Pulse Room, de Rafael Lozano-Hemmer, occupe une grande salle du musée, en fait toute la superficie du plafond. À la confluence de l'architecture, de l'installation et de la performance, Pulse Room est une oeuvre biométrique. Elle est constituée de 300 grosses ampoules à incandescence suspendues qui réagissent au rythme des pouls des visiteurs par l'intermédiaire d'un capteur qu'on doit prendre dans ses mains.

«C'est une oeuvre interactive maîtresse de Rafael, dit John Zeppetelli. Les pulsations de ces ampoules scintillantes sont les témoins des battements de coeurs d'une communauté.
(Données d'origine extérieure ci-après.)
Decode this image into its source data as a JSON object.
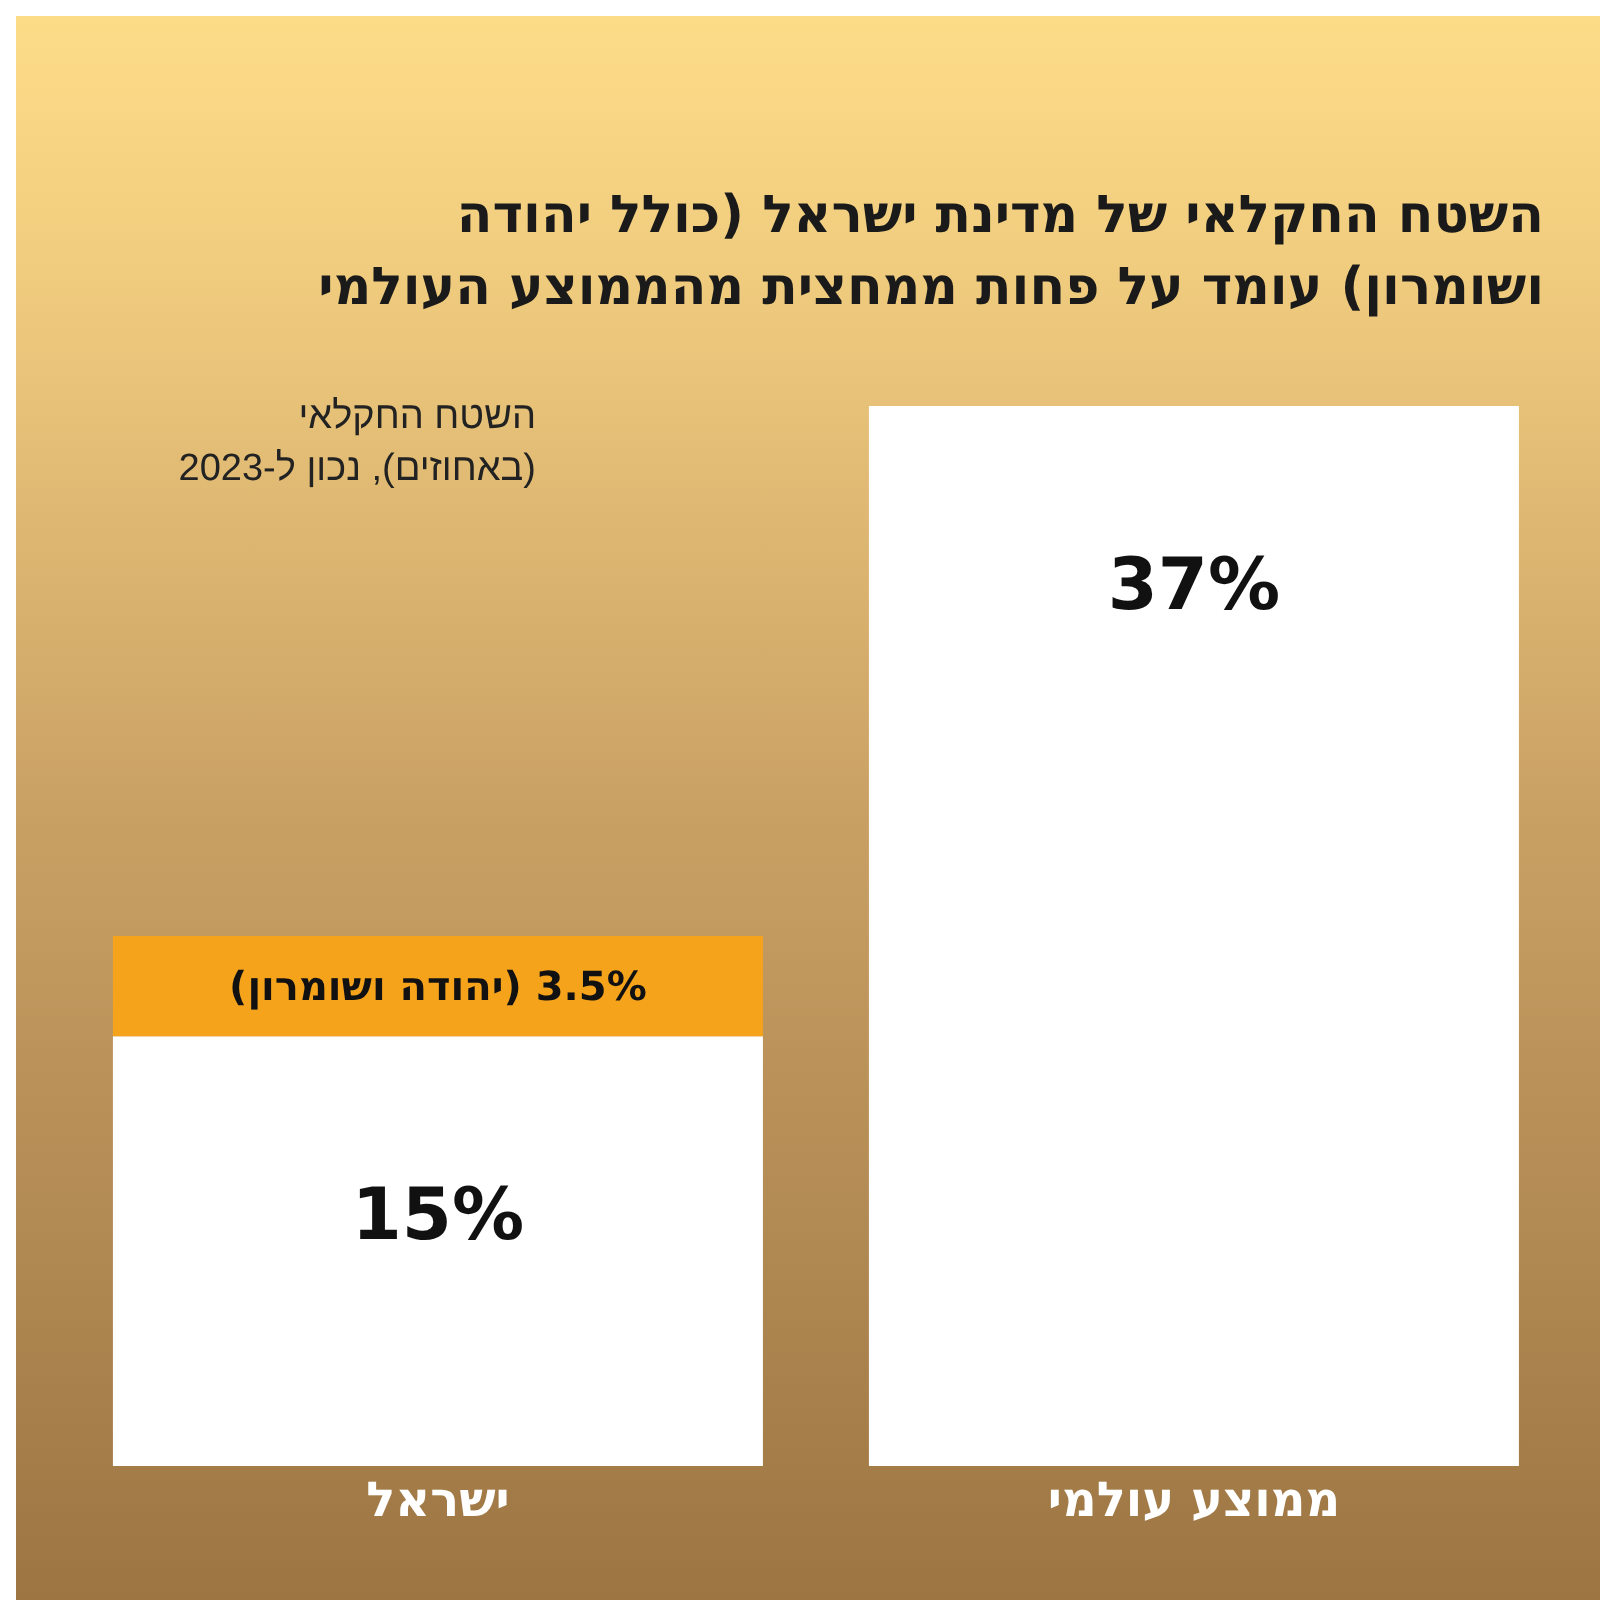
{
  "chart_data": {
    "type": "bar",
    "title": "השטח החקלאי של מדינת ישראל (כולל יהודה ושומרון) עומד על פחות ממחצית מהממוצע העולמי",
    "subtitle": "השטח החקלאי (באחוזים), נכון ל-2023",
    "categories": [
      "ישראל",
      "ממוצע עולמי"
    ],
    "stacked": true,
    "tick_labels": "x",
    "grid": false,
    "legend": false,
    "series": [
      {
        "color": "#ffffff",
        "values": [
          15,
          37
        ],
        "value_labels": [
          "15%",
          "37%"
        ]
      },
      {
        "color": "#f6a31c",
        "values": [
          3.5,
          null
        ],
        "value_labels": [
          "3.5% (יהודה ושומרון)",
          null
        ]
      }
    ]
  }
}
C'est très beau.»

Mesiti et la musique

Mis à part l'exposition 1 + 1 = 1 qu'il a concoctée l'an dernier avec Stéphane Aquin au Musée des beaux-arts de Montréal, John Zeppetelli n'avait pas encore pris d'initiative curatoriale depuis son entrée en fonction au MAC, l'an dernier. C'est chose faite avec la première présence solo en Amérique du Nord d'Angelica Mesiti, jeune artiste australienne qui partage sa vie entre Paris et Sydney. Elle vient présenter deux installations vidéo sur le thème de la musique, Citizens Band et Prepared Piano for Movers, qui s'ajoutent à la présentation de La beauté du geste.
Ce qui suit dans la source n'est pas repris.